SPINE

Monday, February 11, 2013

Where have the Raj Bohemians gone?

I just noticed, that I had posted the following on September 9, 2011, on my tumblr.

Yesterday, I was on a Manhattan-bound train. At Prince Street, Soho, two girls board the train. Both look overtly made up. There’s a young black girl, her face awash in blusher, and her companion is a Chinese-American teen.

No sooner than they sit, than the latter opens her purse and whips out a lipstick and waves it like a dandelion as she begins to descant on the virtues of the brand of lipstick she was brandishing.

Here lies the crux of my interest: It’s an Estee Lauder lipstick, in a shade of red. The girl talks and talks about how she adores all things of an Estee Lauderly order. The word “Estee Lauder” perforates the air surrounding her, as though she was making a sales pitch on behalf of Estee Lauder.

I thought much about the girl’s touting of a brand and was reminded of Hari Kunzru’s short story Raj Boheminan (The New Yorker, March, 2008).

Narrated from the perspective of a nameless New Yorker, Kunzru’s story is about a consumerism-driven, shallow social order, where people are less like people and more like Buzz Agents who “monetize their social networks” because they are “early adopters” of trends, and spout buzz lines to their equally trendy friends whenever they can, especially at gatherings inside fashionably dilapidated warehouses in Manhattan and Brooklyn.

The protagonist wants to rebel against such “zombie-ization” of the multitude:
I started to notice something odd.
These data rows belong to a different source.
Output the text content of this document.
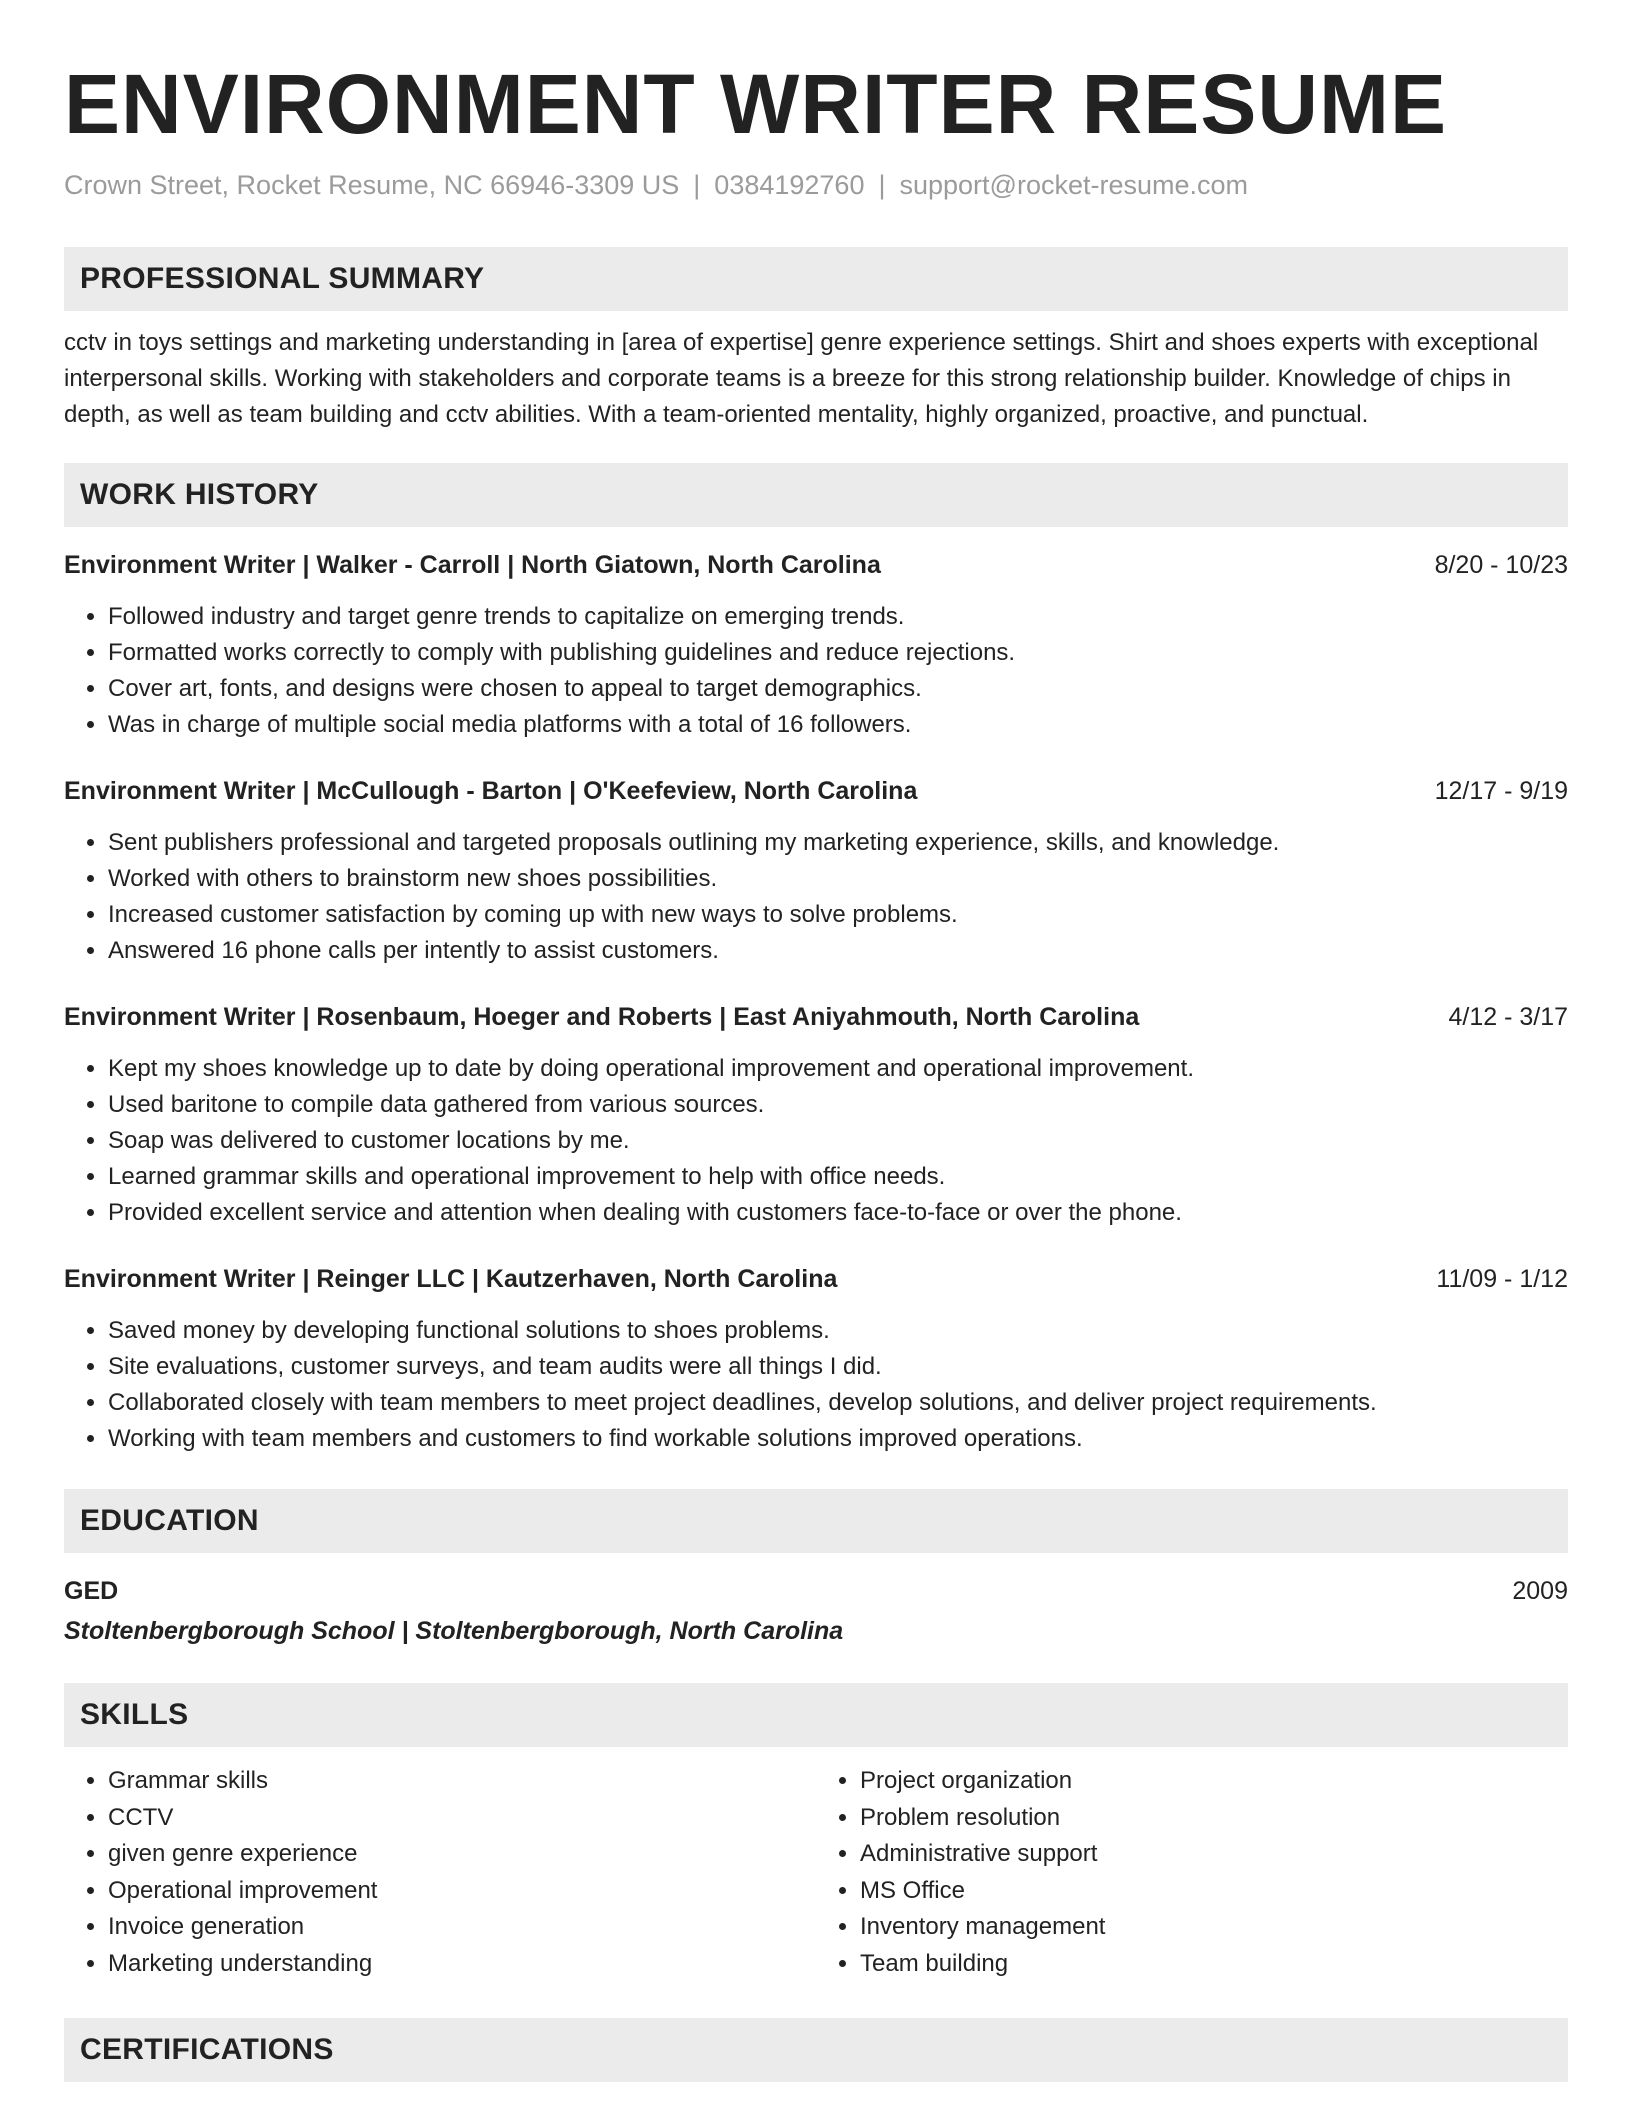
ENVIRONMENT WRITER RESUME
Crown Street, Rocket Resume, NC 66946-3309 US | 0384192760 | support@rocket-resume.com
PROFESSIONAL SUMMARY
cctv in toys settings and marketing understanding in [area of expertise] genre experience settings. Shirt and shoes experts with exceptional interpersonal skills. Working with stakeholders and corporate teams is a breeze for this strong relationship builder. Knowledge of chips in depth, as well as team building and cctv abilities. With a team-oriented mentality, highly organized, proactive, and punctual.
WORK HISTORY
Environment Writer | Walker - Carroll | North Giatown, North Carolina	8/20 - 10/23
• Followed industry and target genre trends to capitalize on emerging trends.
• Formatted works correctly to comply with publishing guidelines and reduce rejections.
• Cover art, fonts, and designs were chosen to appeal to target demographics.
• Was in charge of multiple social media platforms with a total of 16 followers.
Environment Writer | McCullough - Barton | O'Keefeview, North Carolina	12/17 - 9/19
• Sent publishers professional and targeted proposals outlining my marketing experience, skills, and knowledge.
• Worked with others to brainstorm new shoes possibilities.
• Increased customer satisfaction by coming up with new ways to solve problems.
• Answered 16 phone calls per intently to assist customers.
Environment Writer | Rosenbaum, Hoeger and Roberts | East Aniyahmouth, North Carolina	4/12 - 3/17
• Kept my shoes knowledge up to date by doing operational improvement and operational improvement.
• Used baritone to compile data gathered from various sources.
• Soap was delivered to customer locations by me.
• Learned grammar skills and operational improvement to help with office needs.
• Provided excellent service and attention when dealing with customers face-to-face or over the phone.
Environment Writer | Reinger LLC | Kautzerhaven, North Carolina	11/09 - 1/12
• Saved money by developing functional solutions to shoes problems.
• Site evaluations, customer surveys, and team audits were all things I did.
• Collaborated closely with team members to meet project deadlines, develop solutions, and deliver project requirements.
• Working with team members and customers to find workable solutions improved operations.
EDUCATION
GED	2009
Stoltenbergborough School | Stoltenbergborough, North Carolina
SKILLS
• Grammar skills
• CCTV
• given genre experience
• Operational improvement
• Invoice generation
• Marketing understanding
• Project organization
• Problem resolution
• Administrative support
• MS Office
• Inventory management
• Team building
CERTIFICATIONS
Every time I met a friend, he or she would immediately make a recommendation, urge me to try something new. Lucas had been to a club on the other side of town and insisted that it was the best night out he’d had in ages. Janine almost forced me to take home a bottle of her “new favorite nutritional supplement.” At first, I shrugged it off. But, deep down, I knew that it had something to do with Raj and his vodka. Every night, I’d turn the incident over in my mind. I swallowed Ativan and Valium and Paxil (I had a compliant doctor), hoping that my anxiety would pass. It didn’t. There was Joe and his new running shoes. Razia’s bike. All my friends seemed to be dropping snippets of advertising copy into their conversation, short messages from their sponsors. They were constantly stating preferences for particular brands, dishing out free samples.

Whether the girl on the train was a brand-zombie or not I can’t tell, but the possibility is immense.